For, not even the most die-hard Apple fans can deny the fact that some of the recent products of the company have been a tad underwhelming. The products have not been bad – nay, the iPhone remains one of the best smartphones in the world and a universal benchmark and the Apple Watch is easily the best smartwatch around, just as the iPad and the MacBook Pro are in zones of their own.
But then Apple was not about being the best, was it? No, it was about Thinking Different. About being in a very special niche.
And we strongly suspect that the marked absence of “different” in recent times has led to many wondering if Apple has actually turned its back on the people that made it special – the product people. While no one is doubting Cooks’ leadership or strategic acumen, there is a feeling that unlike Jobs, he tends to chase the market rather than the other way around – something that came to the fore during his trip to India, where many felt he was coming across as being “too needy.” “Jobs came to India seeking spiritual salvation. Cook came looking to build a market,” a colleague put it rather bluntly. It is a rather unfair statement, we think, especially as Apple itself did not exist when Jobs had come to India, but it certainly sums up the sentiment that is becoming increasingly prevalent in some places.
That Apple has turned the Product Priests out of the temple!
Yes, Sir Jony Ive does make appearances in videos and his tone is as measured as always.
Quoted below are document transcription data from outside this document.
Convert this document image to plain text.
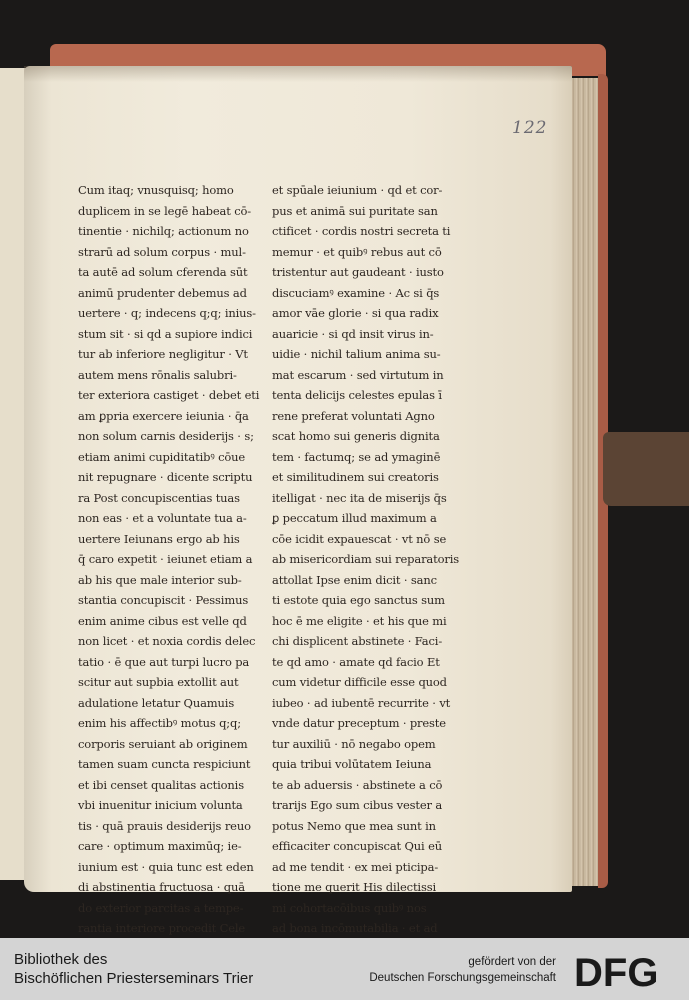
122
Cum itaq; vnusquisq; homo
duplicem in se legē habeat cō-
tinentie · nichilq; actionum no
strarū ad solum corpus · mul-
ta autē ad solum cferenda sūt
animū prudenter debemus ad
uertere · q; indecens q;q; inius-
stum sit · si qd a supiore indici
tur ab inferiore negligitur · Vt
autem mens rōnalis salubri-
ter exteriora castiget · debet eti
am ꝑpria exercere ieiunia · q̄a
non solum carnis desiderijs · s;
etiam animi cupiditatibꝰ cōue
nit repugnare · dicente scriptu
ra Post concupiscentias tuas
non eas · et a voluntate tua a-
uertere Ieiunans ergo ab his
q̄ caro expetit · ieiunet etiam a
ab his que male interior sub-
stantia concupiscit · Pessimus
enim anime cibus est velle qd
non licet · et noxia cordis delec
tatio · ē que aut turpi lucro pa
scitur aut supbia extollit aut
adulatione letatur Quamuis
enim his affectibꝰ motus q;q;
corporis seruiant ab originem
tamen suam cuncta respiciunt
et ibi censet qualitas actionis
vbi inuenitur inicium volunta
tis · quā prauis desiderijs reuo
care · optimum maximūq; ie-
iunium est · quia tunc est eden
di abstinentia fructuosa · quā
do exterior parcitas a tempe-
rantia interiore procedit Cele
et spūale ieiunium · qd et cor-
pus et animā sui puritate san
ctificet · cordis nostri secreta ti
memur · et quibꝰ rebus aut cō
tristentur aut gaudeant · iusto
discuciamꝰ examine · Ac si q̄s
amor vāe glorie · si qua radix
auaricie · si qd insit virus in-
uidie · nichil talium anima su-
mat escarum · sed virtutum in
tenta delicijs celestes epulas ī
rene preferat voluntati Agno
scat homo sui generis dignita
tem · factumq; se ad ymaginē
et similitudinem sui creatoris
itelligat · nec ita de miserijs q̄s
ꝑ peccatum illud maximum a
cōe icidit expauescat · vt nō se
ab misericordiam sui reparatoris
attollat Ipse enim dicit · sanc
ti estote quia ego sanctus sum
hoc ē me eligite · et his que mi
chi displicent abstinete · Faci-
te qd amo · amate qd facio Et
cum videtur difficile esse quod
iubeo · ad iubentē recurrite · vt
vnde datur preceptum · preste
tur auxiliū · nō negabo opem
quia tribui volūtatem Ieiuna
te ab aduersis · abstinete a cō
trarijs Ego sum cibus vester a
potus Nemo que mea sunt in
efficaciter concupiscat Qui eū
ad me tendit · ex mei pticipa-
tione me querit His dilectissi
mi cohortacōibus quibꝰ nos
ad bona incōmutabilia · et ad
Bibliothek des
Bischöflichen Priesterseminars Trier
gefördert von der
Deutschen Forschungsgemeinschaft DFG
But what used to pass off as “eccentricity of genius” under the aegis of Jobs is now being seen as sheer “arrogance” and “insensitivity” – witness the brouhaha over the absence of the 3.5 mm audio jack from the new iPhones, the absence of a connector on the Apple Pencil and the absence of traditional USB ports on the new MacBook Pros. Jobs could tell people they were holding a phone wrong and that they did not need memory cards on their phones and tablets because he was seen as the creator, the genius who insisted that consumers did not know what they want. Cook, on the other hand, is seen as someone who actually tracks consumers and wants to expand markets so people tend to judge him more harshly. But then again, would they have been doing so if he had been a “product person”?
There are some who believe that Tim Cook is to Apple after Steve Jobs what Steve Ballmer was to Microsoft after Bill Gates – a person who knows markets better than products. Perhaps that is too simplistic an assumption, but given how radically Microsoft changed course when Satya Nadella took over the reigns and suddenly got back its reputation for mainstream innovation, it would be insane to dismiss it outright. There is a school of thought that also believes that the Nexus 6P and the Pixel devices radically improved over their predecessors, because Sundar Pichai, again a perceived “product person” was in charge.
Of course, for all we know, the new MacBook Pros and iPhones could set record sales and Cook’s defenders would then point to them and claim that the sales prove that he was right. And therein lies the paradox – they would also prove that he is a good “marketing and sales person.” Precisely the sort of person that Jobs had said results in a “company forgetting how to make great products” in that interview. Apple may not have the sort of monopoly that Xerox or IBM had but it has a massively committed fan base and a near-cult following, one that believes it is different from the others. And if the response to the Jobs interview video is any indication, there are cracks appearing in its loyalty.
What is the solution? The knee jerk brigade would advocate making Jony Ive CEO.. We cannot claim to be experts in that regard. But what we can do is end up by echoing the advice Steve Jobs gave to the students at Stanford:
Tim Cook has shown more than ample signs of being hungry.
Perhaps he needs to show the courage to be recklessly foolish as well.
He is in charge after all of a company that claims to think different.